Erst als sein Blick genau auf meinen traf, bemerkte ich, dass ich gestarrt hatte.

Auch wenn ich es noch so sehr versuchte, konnte ich meinen Blick nicht abwenden und auch er machte keine Anstalten den starren Blickkontakt zu unterbinden.

„Smilla?"

Zac riss mich aus meinen Gedanken und ich drehte mich wieder zu ihm um.

„Hm? Sorry, was meintest du?"

„Steigst du jetzt ein, oder worauf wartest du?"

Kurz wog ich meine Alternativen ab und entschloss mich gegen das alleine nach Hause laufen, indem ich um das Auto herum lief und die Beifahrerseite öffnete um auf dem luxuriösem Ledersitz Platz zu nehmen.

„Ich wusste du würdest dich richtig entscheiden."

Lächelnd lehnte Zac sich in seinen Sitz zurück, setze den Gang ein und fuhr eine Kurve, so dass wir direkt an Caleb und seinen Kumpels vorbei fahren mussten um von dem Schulgelände runter zu kommen.

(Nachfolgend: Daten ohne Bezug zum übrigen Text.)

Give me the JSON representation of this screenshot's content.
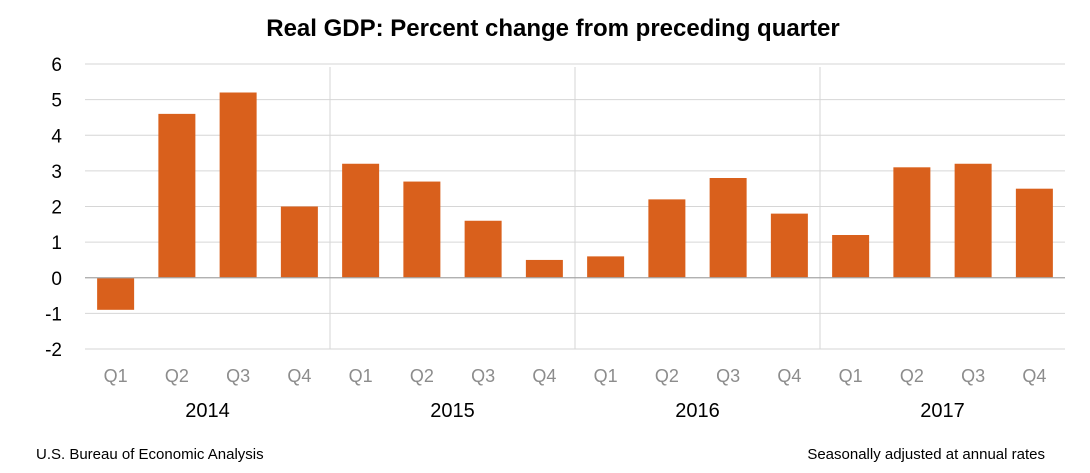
{
  "chart_data": {
    "type": "bar",
    "title": "Real GDP:  Percent change from preceding quarter",
    "categories": [
      "Q1",
      "Q2",
      "Q3",
      "Q4",
      "Q1",
      "Q2",
      "Q3",
      "Q4",
      "Q1",
      "Q2",
      "Q3",
      "Q4",
      "Q1",
      "Q2",
      "Q3",
      "Q4"
    ],
    "groups": [
      {
        "label": "2014",
        "count": 4
      },
      {
        "label": "2015",
        "count": 4
      },
      {
        "label": "2016",
        "count": 4
      },
      {
        "label": "2017",
        "count": 4
      }
    ],
    "values": [
      -0.9,
      4.6,
      5.2,
      2.0,
      3.2,
      2.7,
      1.6,
      0.5,
      0.6,
      2.2,
      2.8,
      1.8,
      1.2,
      3.1,
      3.2,
      2.5
    ],
    "ylim": [
      -2,
      6
    ],
    "yticks": [
      "6",
      "5",
      "4",
      "3",
      "2",
      "1",
      "0",
      "-1",
      "-2"
    ],
    "grid": true,
    "bar_color": "#d9601c",
    "xlabel": "",
    "ylabel": ""
  },
  "source_note": "U.S. Bureau of Economic Analysis",
  "rate_note": "Seasonally adjusted at annual rates"
}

Erneut streifte mein Blick den seinen auch wenn ich mir nicht erklären konnte. Wie er das durch die dunkel, getönten Scheiben des Wagens anstellte, mir direkt in die Augen zu sehen.

Auch seinen grimmigen Gesichtsausdruck konnte ich mir beim besten Willen nicht erklären, nicht nachdem er es war, der mich abgewiesen hatte.